Part of the draw for us to this Island was to see a daily feeding of wild hornbill birds on the seaside patio of a particular hotel. There are various species and these are the largest called Great Hornbills. They are not unlike the toucan (remember the mascot for Fruit Loops cereal?)
On arriving at the pier, we were immediately met by a young man who had scooters for rent, so we struck a deal and off we went. We had read the feeding time was around 17:30 to 19:00. Apparently the birds don't follow a rigid time schedule! So with time to kill, there was the whole Island to explore.
Pangkor Island's robust terrain is carpeted with lush tropical forests. We headed counterclockwise on the main narrow road that circled the Island.
Before leaving the condensed village that's squished between the shore and the steep hillsides, we came upon a shipyard. There, they were hand-building ocean-going ships of about 25 metres all out of heavy timbers and planking. You could easily picture yourself in a European shipyard of the 1600s.
Jordan was amazed at the huge planks of prized wood. Solid planks the size of a castle's dining room tabletop that could sit 30. What would these planks, rich in colour with a grain completely clear of knots, be worth back home in Canada? And where did they get such pristine timbers?
Continuing, the village scene soon drifted aft as we travelled a snaking road that climbed and clung to the sides of the vertical slopes where the forests disclosed where the prime timbers came from. Then the road eased to a pleasant drive past unspoiled beaches perfectly accented with large boulders as if placed by landscape architects.
We ended up early at the hotel where the hornbills would appear so we relaxed to soak up the setting. Soon, out of nowhere, a large hornbill swooped down as a special guest for dinner. First, she set on a tree branch to survey the safeness of the place, then finally flew down to the plate of cut-up papaya on a little table in the middle of the patio.

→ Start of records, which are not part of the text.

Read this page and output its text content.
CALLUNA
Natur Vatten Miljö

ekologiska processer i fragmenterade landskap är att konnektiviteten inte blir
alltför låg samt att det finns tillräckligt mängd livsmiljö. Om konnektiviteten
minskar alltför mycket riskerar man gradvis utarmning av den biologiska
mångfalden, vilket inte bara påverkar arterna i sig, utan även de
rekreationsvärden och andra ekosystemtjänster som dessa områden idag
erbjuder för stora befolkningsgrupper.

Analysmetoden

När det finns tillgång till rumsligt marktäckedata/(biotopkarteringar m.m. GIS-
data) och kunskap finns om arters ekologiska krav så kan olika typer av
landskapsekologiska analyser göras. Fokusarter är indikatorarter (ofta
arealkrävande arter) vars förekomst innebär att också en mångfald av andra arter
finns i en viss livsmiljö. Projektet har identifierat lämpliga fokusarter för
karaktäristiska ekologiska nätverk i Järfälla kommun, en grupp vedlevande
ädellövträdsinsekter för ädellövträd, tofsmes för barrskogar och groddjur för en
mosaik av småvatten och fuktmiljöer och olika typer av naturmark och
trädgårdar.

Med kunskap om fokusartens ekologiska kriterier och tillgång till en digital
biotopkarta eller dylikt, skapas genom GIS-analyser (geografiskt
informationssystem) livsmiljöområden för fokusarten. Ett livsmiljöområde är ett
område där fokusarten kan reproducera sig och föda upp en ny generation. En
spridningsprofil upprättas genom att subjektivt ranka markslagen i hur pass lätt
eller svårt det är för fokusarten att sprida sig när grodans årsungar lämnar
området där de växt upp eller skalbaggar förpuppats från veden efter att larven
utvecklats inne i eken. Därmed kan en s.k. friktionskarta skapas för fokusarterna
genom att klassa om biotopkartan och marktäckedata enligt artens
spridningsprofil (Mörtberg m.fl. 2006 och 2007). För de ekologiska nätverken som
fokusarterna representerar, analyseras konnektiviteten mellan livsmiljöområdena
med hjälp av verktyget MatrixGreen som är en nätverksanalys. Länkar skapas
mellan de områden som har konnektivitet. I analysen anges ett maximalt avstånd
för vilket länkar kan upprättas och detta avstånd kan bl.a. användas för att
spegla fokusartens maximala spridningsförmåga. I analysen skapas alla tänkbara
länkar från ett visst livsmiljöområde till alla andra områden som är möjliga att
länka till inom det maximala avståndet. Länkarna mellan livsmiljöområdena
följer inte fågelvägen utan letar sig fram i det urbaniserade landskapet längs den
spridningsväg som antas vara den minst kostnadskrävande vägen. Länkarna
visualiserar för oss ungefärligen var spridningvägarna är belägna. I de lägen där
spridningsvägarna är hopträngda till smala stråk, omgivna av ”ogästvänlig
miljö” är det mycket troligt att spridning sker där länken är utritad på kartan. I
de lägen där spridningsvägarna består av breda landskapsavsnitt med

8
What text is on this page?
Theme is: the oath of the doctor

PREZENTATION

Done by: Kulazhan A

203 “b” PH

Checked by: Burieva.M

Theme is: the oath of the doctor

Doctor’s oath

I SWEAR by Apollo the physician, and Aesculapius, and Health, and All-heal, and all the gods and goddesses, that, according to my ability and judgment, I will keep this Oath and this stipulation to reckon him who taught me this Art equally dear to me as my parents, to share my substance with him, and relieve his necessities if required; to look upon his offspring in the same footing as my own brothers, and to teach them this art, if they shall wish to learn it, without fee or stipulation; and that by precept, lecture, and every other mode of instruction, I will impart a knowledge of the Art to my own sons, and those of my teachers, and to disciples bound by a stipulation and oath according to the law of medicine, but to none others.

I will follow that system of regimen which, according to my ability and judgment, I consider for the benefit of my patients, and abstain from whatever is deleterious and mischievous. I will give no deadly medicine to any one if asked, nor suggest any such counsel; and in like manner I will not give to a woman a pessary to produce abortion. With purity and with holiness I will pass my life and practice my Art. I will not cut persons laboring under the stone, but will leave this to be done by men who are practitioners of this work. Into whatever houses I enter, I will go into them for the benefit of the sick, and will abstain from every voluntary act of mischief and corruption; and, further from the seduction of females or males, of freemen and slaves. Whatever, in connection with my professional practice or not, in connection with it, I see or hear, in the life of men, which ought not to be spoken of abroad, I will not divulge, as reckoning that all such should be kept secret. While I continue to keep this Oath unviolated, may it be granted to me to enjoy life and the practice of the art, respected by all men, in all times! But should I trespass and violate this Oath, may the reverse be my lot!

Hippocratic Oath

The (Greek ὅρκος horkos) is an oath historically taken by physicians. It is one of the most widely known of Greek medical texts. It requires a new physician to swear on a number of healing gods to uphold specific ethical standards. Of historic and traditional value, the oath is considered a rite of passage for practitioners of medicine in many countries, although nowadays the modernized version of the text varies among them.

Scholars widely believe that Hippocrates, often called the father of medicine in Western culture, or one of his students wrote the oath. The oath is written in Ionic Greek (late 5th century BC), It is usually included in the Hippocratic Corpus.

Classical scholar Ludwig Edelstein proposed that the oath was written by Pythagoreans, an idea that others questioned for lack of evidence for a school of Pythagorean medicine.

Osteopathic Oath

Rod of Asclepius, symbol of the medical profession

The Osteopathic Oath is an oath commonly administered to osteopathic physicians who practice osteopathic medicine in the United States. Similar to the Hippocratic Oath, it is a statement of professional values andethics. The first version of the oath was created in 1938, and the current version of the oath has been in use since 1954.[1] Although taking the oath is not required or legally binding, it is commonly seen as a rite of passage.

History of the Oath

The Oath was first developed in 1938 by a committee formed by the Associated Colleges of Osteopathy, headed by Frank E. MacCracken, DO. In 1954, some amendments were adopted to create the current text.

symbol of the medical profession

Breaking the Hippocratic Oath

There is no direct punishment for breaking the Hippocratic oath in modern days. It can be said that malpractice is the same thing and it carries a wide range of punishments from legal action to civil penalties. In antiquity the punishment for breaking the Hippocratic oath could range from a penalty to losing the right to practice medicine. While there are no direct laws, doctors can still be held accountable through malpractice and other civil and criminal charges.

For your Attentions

We seemed to be the only persons interested and slowly crept closer to get a few snapshots...
Mrs. Hornbill was fine until she decided we were getting just a little bit too close and flew off into a high tree where she watched the 2 curious humans from her safe perch.
Soon thereafter, Mr. Hornbill came for the last of the meal. (Evidently a "he" as his bill was larger.) He delicately picked up each piece of fruit by the tip of his capacious bill and with a little backward flip, down it went, at the same time probably wondering what are these strange creatures looking at?
Feathered fruit flipper
The sky was turning an ominous charcoal and the faint rumbles were our cue to take flight back to the human jungle.